Methods: Physicians at a publicly funded family medicine outpatient clinic used a standard clinical set of criteria to identify patients in need of TSH testing. Patients with non-thyroid diseases or conditions that affect TSH were excluded. A total of 143 patients over 18 years of age presented with symptoms necessitating TSH testing and had levels that fell between 0.36 and 5.49 IU/ml. They were allocated into two groups: 100 patients with TSH levels between 0.36--2.49 IU/ml (low-normal TSH ) and 43 patients with TSH levels between 2.5--5.49 IU/ml (high-normal TSH ), and they all had measurements of antiTPO levels. Primary outcomes were rates of antiTPO and demographics comparisons between the two groups.
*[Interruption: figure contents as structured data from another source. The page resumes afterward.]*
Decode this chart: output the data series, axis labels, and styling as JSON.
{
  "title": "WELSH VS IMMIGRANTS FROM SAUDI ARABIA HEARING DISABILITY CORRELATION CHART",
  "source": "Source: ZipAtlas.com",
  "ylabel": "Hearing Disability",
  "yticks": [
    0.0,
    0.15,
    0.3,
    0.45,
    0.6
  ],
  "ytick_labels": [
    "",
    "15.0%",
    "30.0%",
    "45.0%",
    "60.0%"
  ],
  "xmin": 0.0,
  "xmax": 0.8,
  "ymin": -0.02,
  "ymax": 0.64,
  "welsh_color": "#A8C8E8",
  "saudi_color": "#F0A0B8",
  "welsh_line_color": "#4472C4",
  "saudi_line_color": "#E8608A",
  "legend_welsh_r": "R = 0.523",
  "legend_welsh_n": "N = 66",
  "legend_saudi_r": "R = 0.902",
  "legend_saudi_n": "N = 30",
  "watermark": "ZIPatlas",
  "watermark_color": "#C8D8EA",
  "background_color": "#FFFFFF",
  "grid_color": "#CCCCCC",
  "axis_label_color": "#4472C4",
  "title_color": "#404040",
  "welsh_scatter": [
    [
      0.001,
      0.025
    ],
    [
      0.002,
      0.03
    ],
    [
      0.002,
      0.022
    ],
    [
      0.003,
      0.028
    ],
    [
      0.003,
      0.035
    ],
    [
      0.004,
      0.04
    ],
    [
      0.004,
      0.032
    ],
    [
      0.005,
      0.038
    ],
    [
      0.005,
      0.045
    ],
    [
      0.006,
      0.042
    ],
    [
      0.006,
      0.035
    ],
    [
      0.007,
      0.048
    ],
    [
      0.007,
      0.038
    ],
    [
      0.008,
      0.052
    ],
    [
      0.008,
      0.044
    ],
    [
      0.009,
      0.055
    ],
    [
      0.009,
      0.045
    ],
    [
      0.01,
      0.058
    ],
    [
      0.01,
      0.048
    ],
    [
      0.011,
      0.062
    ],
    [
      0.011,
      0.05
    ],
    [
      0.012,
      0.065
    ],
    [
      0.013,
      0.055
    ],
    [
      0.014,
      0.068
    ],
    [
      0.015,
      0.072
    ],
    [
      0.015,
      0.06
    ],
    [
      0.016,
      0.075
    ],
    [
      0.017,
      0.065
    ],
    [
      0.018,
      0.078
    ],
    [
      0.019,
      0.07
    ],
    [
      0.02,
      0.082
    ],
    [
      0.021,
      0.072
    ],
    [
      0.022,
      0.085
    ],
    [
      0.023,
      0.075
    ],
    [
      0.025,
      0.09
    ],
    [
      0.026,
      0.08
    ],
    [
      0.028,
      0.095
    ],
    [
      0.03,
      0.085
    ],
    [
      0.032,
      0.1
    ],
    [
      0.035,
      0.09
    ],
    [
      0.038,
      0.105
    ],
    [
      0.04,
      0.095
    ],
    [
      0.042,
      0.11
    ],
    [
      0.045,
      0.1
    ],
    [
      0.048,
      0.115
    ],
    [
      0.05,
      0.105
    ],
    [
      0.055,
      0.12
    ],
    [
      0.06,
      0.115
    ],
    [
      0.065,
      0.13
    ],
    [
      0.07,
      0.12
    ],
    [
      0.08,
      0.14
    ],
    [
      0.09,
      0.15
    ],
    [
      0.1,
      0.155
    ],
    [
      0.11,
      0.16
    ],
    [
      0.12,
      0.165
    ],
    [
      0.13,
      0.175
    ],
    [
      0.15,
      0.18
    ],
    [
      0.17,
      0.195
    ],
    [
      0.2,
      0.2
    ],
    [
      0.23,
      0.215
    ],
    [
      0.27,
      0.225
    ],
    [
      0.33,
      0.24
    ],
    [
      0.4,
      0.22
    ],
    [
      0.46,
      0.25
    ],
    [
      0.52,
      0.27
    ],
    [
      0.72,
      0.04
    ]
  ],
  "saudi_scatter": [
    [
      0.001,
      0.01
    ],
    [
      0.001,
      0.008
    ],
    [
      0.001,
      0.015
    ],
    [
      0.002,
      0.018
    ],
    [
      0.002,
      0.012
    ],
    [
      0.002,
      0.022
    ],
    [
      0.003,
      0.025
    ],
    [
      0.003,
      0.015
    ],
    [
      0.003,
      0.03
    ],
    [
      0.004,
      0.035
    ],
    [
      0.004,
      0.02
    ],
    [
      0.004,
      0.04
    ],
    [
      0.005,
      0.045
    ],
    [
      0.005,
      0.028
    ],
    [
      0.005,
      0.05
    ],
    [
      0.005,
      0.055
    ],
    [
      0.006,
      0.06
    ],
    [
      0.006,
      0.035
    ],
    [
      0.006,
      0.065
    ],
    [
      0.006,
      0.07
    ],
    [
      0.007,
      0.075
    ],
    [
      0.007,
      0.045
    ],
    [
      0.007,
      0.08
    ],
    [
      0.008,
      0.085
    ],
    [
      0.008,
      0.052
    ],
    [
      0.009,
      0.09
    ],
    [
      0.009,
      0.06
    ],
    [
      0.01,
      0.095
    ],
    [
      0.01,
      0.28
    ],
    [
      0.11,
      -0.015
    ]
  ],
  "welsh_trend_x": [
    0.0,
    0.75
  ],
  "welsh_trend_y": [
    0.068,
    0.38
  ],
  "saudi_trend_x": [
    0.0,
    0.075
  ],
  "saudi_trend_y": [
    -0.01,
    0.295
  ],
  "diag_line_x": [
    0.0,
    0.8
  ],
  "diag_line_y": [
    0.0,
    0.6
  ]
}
Results: The prevalence of the antiTPO antibody in the high-normal group was 18.6% versus 3% in the low-normal range TSH. The antiTPO prevalence was higher in females than in males and had a racial predominance in Hispanics compared to African Americans; however, these differences were not statistically significant.
Conclusions: AntiTPO measurement may be appropriate for patients with high-normal TSH to help distinguish those at risk of developing true hypothyroidism.